1: Faulty reasoning -- RWA’s are more likely to:

  • Make many incorrect inferences from evidence.
  • Hold contradictory ideas leading them to ‘speak out of both sides of their mouths.’
  • Uncritically accept that many problems are ‘our most serious problem.’
  • Uncritically accept insufficient evidence that supports their beliefs.
  • Uncritically trust people who tell them what they want to hear.
  • Use many double standards in their thinking and judgements.

2: Hostility Toward Outgroups -- RWA’s are more likely to:

  • Weaken constitutional guarantees of liberty, such as the Bill of Rights.
  • Punish severely ‘common’ criminals in a role-playing situation.
  • Admit they get personal pleasure from punishing such people.
  • Be prejudiced against many racial, ethnic, nationalistic, and linguistic minorities.
  • Be hostile toward both suspected and actual homosexuals.
  • Support ‘hate crimes.’
  • Volunteer to help the government persecute almost anyone.
  • Be mean-spirited toward those who have made mistakes and suffered.

3: Profound Character Flaws -- RWA’s are more likely to:

  • Be dogmatic.
  • Be zealots.
  • Be hypocrites.
  • Be bullies when they have power over others.
  • Help cause and inflame intergroup conflict.
  • Seek dominance over others by being competitive and destructive in situations requiring cooperation.

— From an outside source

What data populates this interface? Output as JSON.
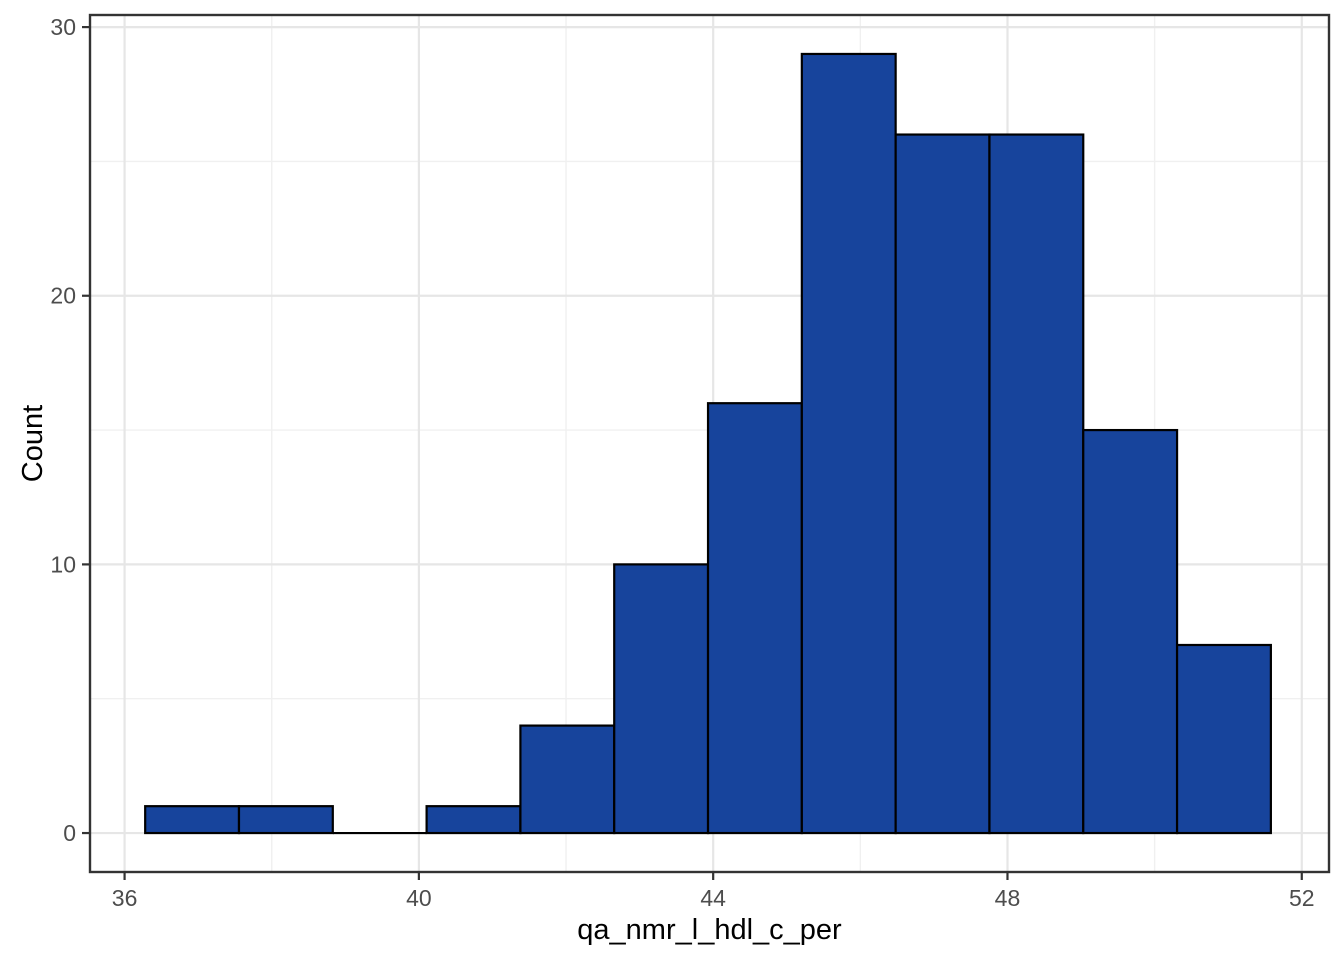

4: Blindness To One’s Own Failings -- RWA’s are more likely to:

  • Believe they have no personal failings.
  • Avoid learning about their personal failings.
  • Be highly self-righteous.
  • Use religion to erase guilt over their acts and to maintain their self-righteousness.

RWA is also correlated with political conservatism—not so much at the level of ordinary voters, but with increasing strength as one moves from voters to activists to office holders, and then from lower to higher-level officeholders.